İSTANBUL, AVRUPA’DA NÜFUSU EN FAZLA OLAN KENT OLARAK KALACAK
Raporda, gelecek 20 yıldaki demografik gelişim kestirimleri de yer alıyor.
Buna nazaran Avrupa’da nüfusu en yüksek olan kentler sıralamasında 2035’te 18 milyon nüfusla İstanbul birinci sırada geliyor. İstanbul’u Paris (12 milyon), Londra (10,6 milyon), Madrid (7 milyon) ve Ankara (6,2 milyon) takip ediyor. Yani listenin birinci beşinde Türkiye’den iki kent yer alıyor.
Buna nazaran gelecek 20 yılda nüfus artacak lakin nüfusun artış oranı azalacak. 2040 yılında 1,4 milyar insanın dünya nüfusuna eklenesi ve global nüfusun 9,2 milyara ulaşması bekleniyor.
Çalışan nüfus oranının bugünkü yüzde 64’ten yüzde 59’a yükselmesi, 65 yaş üstü nüfusun artması, orta sınıf ve fakir nüfusların birebir oranda kalması ve kentleşme oranının yükselmesi bekleniyor. 2020’de yüzde 18,8 düzeyinde olan 65 yaş üstü nüfusun, 2040’ta yüzde 26’ya ulaşacağı kestirim ediliyor.
Orta sınıfların gelirleri yükselirken fakir bölümün geliri düştüğü için gelir uçurumunun arttığı hatırlatılan raporda, gelecek 20 yılda yapay zeka ve teknolojinin orta sınıfa istihdam sağlayan birtakım işlerin yerine geçeceği ve orta sınıfın gelirinde azalma olacağı kestirimine de yer veriliyor.
Bayanların birinci çocuk doğurma yaşı ve ortalama çocuk doğurma oranı da 4,9’a düştü. Gelişmiş ülkelerde bu oran 3’ün altında. Bayan ve erkekler ortasında istihdam, siyasi hayata iştirak, eğitim, sıhhat hizmetlerine erişim üzere bahislerde en büyük uçurum ve adaletsiz dağılım, bayanların aleyhine Arap ülkelerinde görüldü.
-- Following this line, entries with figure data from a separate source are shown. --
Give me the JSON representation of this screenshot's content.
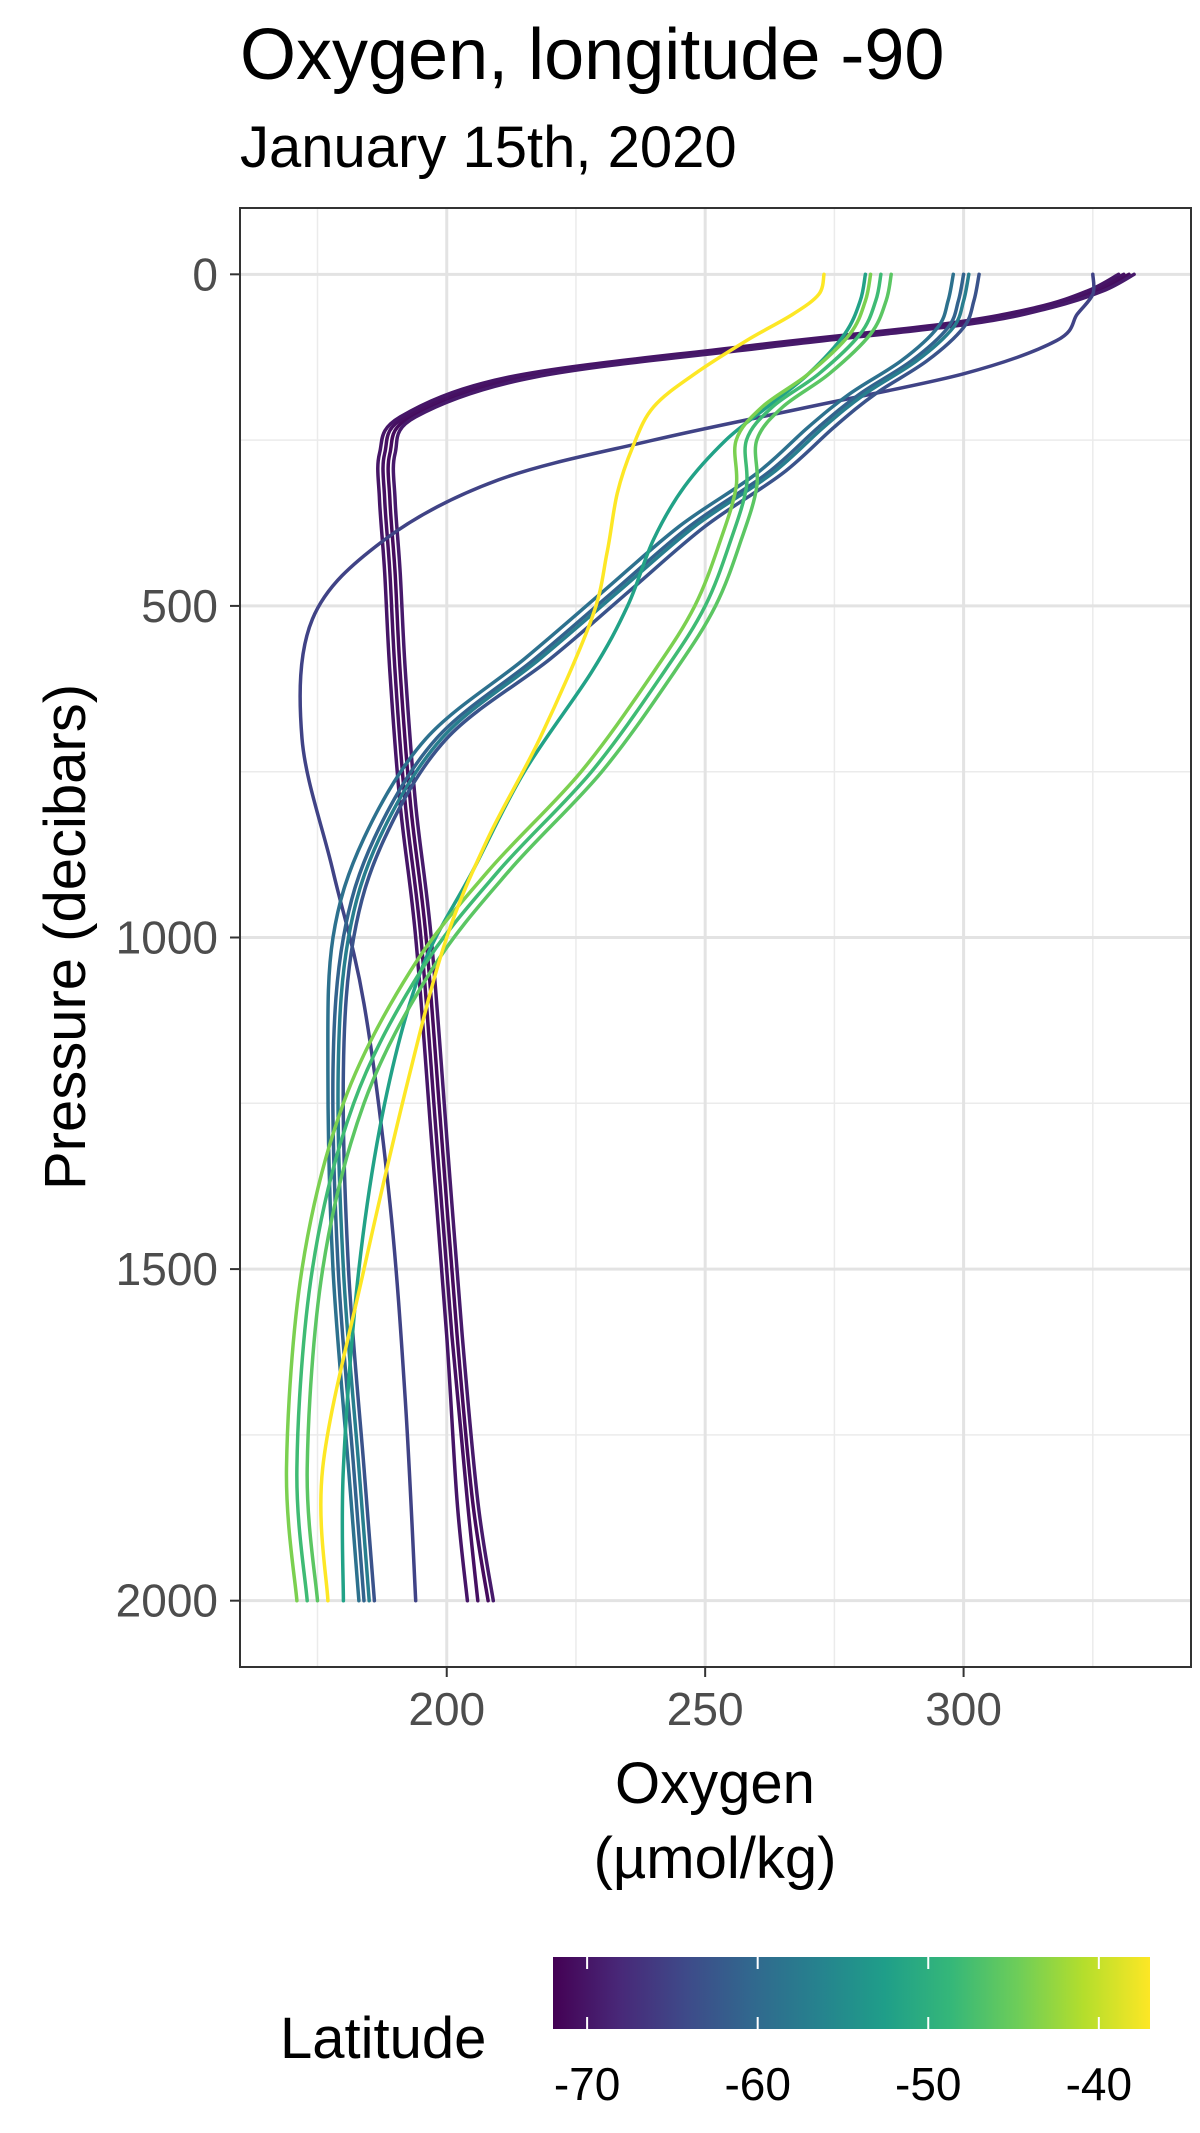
{
  "chart_data": {
    "type": "line",
    "title": "Oxygen, longitude -90",
    "subtitle": "January 15th, 2020",
    "xlabel": [
      "Oxygen",
      "(µmol/kg)"
    ],
    "ylabel": "Pressure (decibars)",
    "xlim": [
      160,
      344
    ],
    "ylim": [
      2100,
      -100
    ],
    "y_reversed": true,
    "x_ticks": [
      200,
      250,
      300
    ],
    "x_minor": [
      175,
      225,
      275,
      325
    ],
    "y_ticks": [
      0,
      500,
      1000,
      1500,
      2000
    ],
    "y_minor": [
      250,
      750,
      1250,
      1750
    ],
    "grid": true,
    "legend": {
      "title": "Latitude",
      "placement": "bottom",
      "type": "colorbar",
      "range": [
        -72,
        -37
      ],
      "ticks": [
        -70,
        -60,
        -50,
        -40
      ],
      "colors": [
        "#440154",
        "#482878",
        "#3E4A89",
        "#31688E",
        "#26828E",
        "#1F9E89",
        "#35B779",
        "#6DCD59",
        "#B4DE2C",
        "#FDE725"
      ]
    },
    "series": [
      {
        "lat": -71,
        "x": [
          332,
          326,
          316,
          300,
          260,
          215,
          193,
          189,
          189,
          190,
          191,
          193,
          196,
          199,
          202,
          205,
          208
        ],
        "y": [
          0,
          25,
          50,
          75,
          110,
          155,
          215,
          270,
          340,
          450,
          600,
          800,
          1000,
          1300,
          1600,
          1850,
          2000
        ]
      },
      {
        "lat": -70.5,
        "x": [
          331,
          325,
          315,
          298,
          258,
          214,
          192,
          188,
          188,
          189,
          190,
          192,
          195,
          198,
          201,
          204,
          206
        ],
        "y": [
          0,
          25,
          50,
          75,
          110,
          155,
          215,
          270,
          340,
          450,
          600,
          800,
          1000,
          1300,
          1600,
          1850,
          2000
        ]
      },
      {
        "lat": -70,
        "x": [
          330,
          324,
          314,
          296,
          256,
          212,
          191,
          187,
          187,
          188,
          189,
          191,
          194,
          197,
          200,
          202,
          204
        ],
        "y": [
          0,
          25,
          50,
          75,
          110,
          155,
          215,
          270,
          340,
          450,
          600,
          800,
          1000,
          1300,
          1600,
          1850,
          2000
        ]
      },
      {
        "lat": -69.5,
        "x": [
          333,
          327,
          317,
          301,
          262,
          217,
          194,
          190,
          190,
          191,
          192,
          194,
          197,
          200,
          203,
          206,
          209
        ],
        "y": [
          0,
          25,
          50,
          75,
          110,
          155,
          215,
          270,
          340,
          450,
          600,
          800,
          1000,
          1300,
          1600,
          1850,
          2000
        ]
      },
      {
        "lat": -65,
        "x": [
          325,
          325,
          322,
          318,
          300,
          270,
          240,
          210,
          188,
          174,
          172,
          178,
          184,
          189,
          192,
          194
        ],
        "y": [
          0,
          30,
          60,
          100,
          150,
          200,
          250,
          310,
          400,
          520,
          700,
          900,
          1100,
          1400,
          1700,
          2000
        ]
      },
      {
        "lat": -63,
        "x": [
          303,
          302,
          300,
          293,
          283,
          275,
          265,
          250,
          235,
          220,
          200,
          188,
          182,
          180,
          181,
          184,
          186
        ],
        "y": [
          0,
          40,
          80,
          130,
          180,
          230,
          300,
          380,
          480,
          580,
          700,
          850,
          1000,
          1200,
          1500,
          1800,
          2000
        ]
      },
      {
        "lat": -61,
        "x": [
          300,
          299,
          297,
          290,
          280,
          272,
          262,
          247,
          232,
          217,
          198,
          186,
          180,
          178,
          179,
          182,
          184
        ],
        "y": [
          0,
          40,
          80,
          130,
          180,
          230,
          300,
          380,
          480,
          580,
          700,
          850,
          1000,
          1200,
          1500,
          1800,
          2000
        ]
      },
      {
        "lat": -59,
        "x": [
          298,
          297,
          295,
          288,
          278,
          270,
          260,
          245,
          230,
          215,
          196,
          184,
          178,
          177,
          178,
          181,
          183
        ],
        "y": [
          0,
          40,
          80,
          130,
          180,
          230,
          300,
          380,
          480,
          580,
          700,
          850,
          1000,
          1200,
          1500,
          1800,
          2000
        ]
      },
      {
        "lat": -57,
        "x": [
          301,
          300,
          298,
          291,
          281,
          273,
          263,
          248,
          233,
          218,
          199,
          187,
          181,
          179,
          180,
          183,
          185
        ],
        "y": [
          0,
          40,
          80,
          130,
          180,
          230,
          300,
          380,
          480,
          580,
          700,
          850,
          1000,
          1200,
          1500,
          1800,
          2000
        ]
      },
      {
        "lat": -52,
        "x": [
          281,
          280,
          277,
          270,
          262,
          254,
          246,
          240,
          235,
          228,
          215,
          205,
          195,
          188,
          183,
          180,
          180
        ],
        "y": [
          0,
          40,
          90,
          150,
          200,
          250,
          320,
          400,
          500,
          600,
          750,
          900,
          1050,
          1250,
          1500,
          1800,
          2000
        ]
      },
      {
        "lat": -48,
        "x": [
          284,
          283,
          280,
          272,
          263,
          258,
          258,
          255,
          250,
          242,
          228,
          210,
          195,
          182,
          174,
          171,
          173
        ],
        "y": [
          0,
          40,
          90,
          150,
          200,
          250,
          320,
          400,
          500,
          600,
          750,
          900,
          1050,
          1250,
          1500,
          1800,
          2000
        ]
      },
      {
        "lat": -46,
        "x": [
          286,
          285,
          282,
          274,
          265,
          260,
          260,
          257,
          252,
          244,
          230,
          212,
          197,
          184,
          176,
          173,
          175
        ],
        "y": [
          0,
          40,
          90,
          150,
          200,
          250,
          320,
          400,
          500,
          600,
          750,
          900,
          1050,
          1250,
          1500,
          1800,
          2000
        ]
      },
      {
        "lat": -44,
        "x": [
          282,
          281,
          278,
          270,
          261,
          256,
          256,
          253,
          248,
          240,
          226,
          208,
          193,
          180,
          172,
          169,
          171
        ],
        "y": [
          0,
          40,
          90,
          150,
          200,
          250,
          320,
          400,
          500,
          600,
          750,
          900,
          1050,
          1250,
          1500,
          1800,
          2000
        ]
      },
      {
        "lat": -37,
        "x": [
          273,
          272,
          267,
          258,
          248,
          240,
          236,
          233,
          231,
          228,
          218,
          208,
          200,
          193,
          184,
          176,
          177
        ],
        "y": [
          0,
          30,
          60,
          100,
          150,
          200,
          260,
          330,
          420,
          520,
          700,
          850,
          1000,
          1200,
          1500,
          1800,
          2000
        ]
      }
    ]
  }
}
Asya ülkelerindeki ekonomik büyümenin 2030’lar uzunluğu da devam edeceği varsayımına yer verilen raporda, bu büyümenin suratının yavaşlayacağı ve muhtemelen 2040’ta hâlâ ABD ve Avrupa’daki sayılara ve ekonomik tesir gücüne erişemeyecekleri tabir ediliyor.
GLOBAL BAĞLANTI ARAÇLARININ GELİŞMESİ TOPLUMLARI BÖLDÜ
Teknoloji, ticaret ve insan hareketliliği sebebiyle global çapta bağlantının büyük oranda arttığı son devirde, farklı kümeler ortasındaki tansiyonun arttığı ve daha fazla bölünmüş toplumla karşılaşıldığı yazıyor.
2018’de internete erişimi olan 10 milyar aygıtın kullanıldığını, 2025’te bu sayının 64 milyara çıkacağını ve sonuç olarak toplumlar ortasındaki farklılık ve bölünmenin artabileceği de raporda söz ediliyor.